Whether, when Booth wrote this long and intriguing letter, he was planning to abduct President Lincoln or to kill him, is impossible to determine, though most evidence suggests capture rather than murder was then his aim; but that he was actively plotting, is indisputable. Writing to a long-time friend, Boston theater manager Orlando Tompkins, he makes an urgent request:
“Would you be kind enough to ask Case to send me without a moments delay one dozenof my card photghs. The ones I want are those seated, with cane & black cravat. He knows the ones I liked the best. Tell him to send them at once to New York No 28 East 19th St. as I hope to be there day after tomorrow, only, to stay a day or two. This is very important as there are several parties whom I would like to give one. So please attend to it upon the receipt of this…”
It is thought that Booth wanted the photos for identification purposes connected to the Lincoln conspiracy – and ironically, some two months later, his favorite, “seated, with cane & black cravat”, would adorn the Wanted Poster for the assassination of the President.

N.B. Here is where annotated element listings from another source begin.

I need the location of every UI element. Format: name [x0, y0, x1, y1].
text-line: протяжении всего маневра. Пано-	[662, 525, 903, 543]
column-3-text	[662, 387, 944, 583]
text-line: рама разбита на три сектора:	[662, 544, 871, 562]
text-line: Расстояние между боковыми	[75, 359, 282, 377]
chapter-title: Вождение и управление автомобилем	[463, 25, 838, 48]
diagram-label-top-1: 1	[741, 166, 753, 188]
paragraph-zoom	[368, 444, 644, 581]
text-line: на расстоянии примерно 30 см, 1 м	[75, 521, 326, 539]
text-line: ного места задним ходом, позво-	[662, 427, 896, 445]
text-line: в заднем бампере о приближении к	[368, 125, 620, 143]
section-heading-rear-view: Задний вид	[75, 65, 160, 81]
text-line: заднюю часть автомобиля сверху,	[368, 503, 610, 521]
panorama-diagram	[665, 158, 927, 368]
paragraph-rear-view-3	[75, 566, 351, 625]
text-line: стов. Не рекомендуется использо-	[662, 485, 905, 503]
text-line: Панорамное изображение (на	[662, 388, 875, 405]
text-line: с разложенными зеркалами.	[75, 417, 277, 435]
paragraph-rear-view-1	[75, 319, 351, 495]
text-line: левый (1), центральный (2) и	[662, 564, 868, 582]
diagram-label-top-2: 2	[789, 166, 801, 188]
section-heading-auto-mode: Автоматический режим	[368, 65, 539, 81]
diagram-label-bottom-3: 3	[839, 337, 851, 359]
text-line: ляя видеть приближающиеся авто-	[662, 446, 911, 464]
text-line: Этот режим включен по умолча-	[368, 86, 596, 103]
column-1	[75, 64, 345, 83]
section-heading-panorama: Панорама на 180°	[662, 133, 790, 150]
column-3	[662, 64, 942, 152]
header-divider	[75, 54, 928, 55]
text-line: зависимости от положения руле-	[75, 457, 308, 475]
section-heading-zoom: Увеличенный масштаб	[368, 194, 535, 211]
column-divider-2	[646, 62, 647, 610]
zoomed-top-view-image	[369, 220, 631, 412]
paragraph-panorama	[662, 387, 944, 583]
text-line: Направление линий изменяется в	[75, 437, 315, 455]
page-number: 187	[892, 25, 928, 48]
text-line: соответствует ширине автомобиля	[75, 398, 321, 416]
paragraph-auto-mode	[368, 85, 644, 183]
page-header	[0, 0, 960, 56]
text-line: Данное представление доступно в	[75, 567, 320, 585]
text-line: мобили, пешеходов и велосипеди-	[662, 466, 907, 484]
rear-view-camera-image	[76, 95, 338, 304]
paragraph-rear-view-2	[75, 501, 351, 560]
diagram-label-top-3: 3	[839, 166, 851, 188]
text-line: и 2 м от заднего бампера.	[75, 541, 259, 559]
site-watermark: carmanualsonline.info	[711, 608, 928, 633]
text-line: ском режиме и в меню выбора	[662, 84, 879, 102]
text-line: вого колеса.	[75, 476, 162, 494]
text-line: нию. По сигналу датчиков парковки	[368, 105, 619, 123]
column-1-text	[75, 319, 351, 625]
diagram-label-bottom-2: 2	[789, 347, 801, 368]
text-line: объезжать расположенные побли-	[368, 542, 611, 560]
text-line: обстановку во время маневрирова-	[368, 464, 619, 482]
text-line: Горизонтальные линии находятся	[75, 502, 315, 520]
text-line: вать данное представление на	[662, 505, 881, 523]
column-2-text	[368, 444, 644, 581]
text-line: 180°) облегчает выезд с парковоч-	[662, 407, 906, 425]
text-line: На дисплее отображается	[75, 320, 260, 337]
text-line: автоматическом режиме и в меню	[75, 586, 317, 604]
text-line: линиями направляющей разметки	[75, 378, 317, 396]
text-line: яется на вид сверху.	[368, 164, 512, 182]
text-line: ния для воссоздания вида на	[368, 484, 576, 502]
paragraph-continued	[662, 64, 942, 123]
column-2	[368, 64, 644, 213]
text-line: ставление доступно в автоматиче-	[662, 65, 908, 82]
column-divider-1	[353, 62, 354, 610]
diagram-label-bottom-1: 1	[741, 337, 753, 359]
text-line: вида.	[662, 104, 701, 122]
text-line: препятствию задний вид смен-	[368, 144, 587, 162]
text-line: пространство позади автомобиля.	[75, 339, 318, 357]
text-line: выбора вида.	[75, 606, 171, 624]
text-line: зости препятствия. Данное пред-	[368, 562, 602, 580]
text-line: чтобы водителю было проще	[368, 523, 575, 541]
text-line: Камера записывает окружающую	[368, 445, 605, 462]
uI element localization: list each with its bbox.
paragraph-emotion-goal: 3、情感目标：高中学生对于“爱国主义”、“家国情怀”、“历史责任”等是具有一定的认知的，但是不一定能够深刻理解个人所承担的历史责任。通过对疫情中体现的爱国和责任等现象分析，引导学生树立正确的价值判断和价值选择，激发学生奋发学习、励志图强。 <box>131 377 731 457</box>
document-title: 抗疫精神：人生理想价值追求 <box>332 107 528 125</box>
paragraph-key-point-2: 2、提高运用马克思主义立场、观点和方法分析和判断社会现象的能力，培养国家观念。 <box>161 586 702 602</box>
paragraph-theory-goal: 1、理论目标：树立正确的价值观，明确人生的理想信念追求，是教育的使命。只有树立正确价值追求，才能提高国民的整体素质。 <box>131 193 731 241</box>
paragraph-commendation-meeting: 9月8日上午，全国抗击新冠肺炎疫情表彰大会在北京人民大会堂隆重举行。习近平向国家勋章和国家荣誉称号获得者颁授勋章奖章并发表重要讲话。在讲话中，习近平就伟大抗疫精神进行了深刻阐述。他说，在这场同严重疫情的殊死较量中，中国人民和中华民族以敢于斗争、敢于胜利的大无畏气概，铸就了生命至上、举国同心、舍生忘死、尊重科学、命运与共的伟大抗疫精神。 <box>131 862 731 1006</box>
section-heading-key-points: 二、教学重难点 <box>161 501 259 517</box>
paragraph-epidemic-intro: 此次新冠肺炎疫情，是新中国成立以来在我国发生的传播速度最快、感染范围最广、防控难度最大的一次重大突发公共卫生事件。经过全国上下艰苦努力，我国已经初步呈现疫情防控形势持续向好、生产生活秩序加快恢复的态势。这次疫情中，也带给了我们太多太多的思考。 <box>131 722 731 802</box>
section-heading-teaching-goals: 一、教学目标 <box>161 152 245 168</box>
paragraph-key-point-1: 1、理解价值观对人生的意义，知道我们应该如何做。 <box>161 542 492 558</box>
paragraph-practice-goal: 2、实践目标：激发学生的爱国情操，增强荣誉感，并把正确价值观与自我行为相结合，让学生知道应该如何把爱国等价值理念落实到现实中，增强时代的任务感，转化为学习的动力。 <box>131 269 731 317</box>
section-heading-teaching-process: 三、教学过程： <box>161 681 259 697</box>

In a portent postscript, Booth has added
“I return to this city in about a week, stop at National Hotel, and will get any letter sent to Fords Theatre.”

It was while retrieving his mail at the theater on the morning of April 14, 1865, of course, that Booth first heard that Lincoln would be attending Our American Cousin that evening…
JOHN WILKES BOOTH. 1838 – 1865. The assassin of Abraham Lincoln. Previous to his brief career as a Lincoln conspirator, he was a famous American actor.
ORLANDO TOMPKINS. 1818 – 1884. Druggist, and one of the proprietors of the Boston Theatre, whose manager he was from 1862 until 1878. He was a friend of Edwin and John Wilkes Booth. In 1865 John Wilkes Booth gave Tompkins a ring inscribed “JWB to OT, April 6, 1865.”
Autograph Letter Signed (three times; as “J. Wilkes Booth”, “John” and “Yours”), 3 pages, recto and verso, octavo, Washington, February 9, no year [1865]. To Orlando Tompkins of Boston. Very rare in and of itself, it is also estimated that there are only seventeen Booth letters in private hands.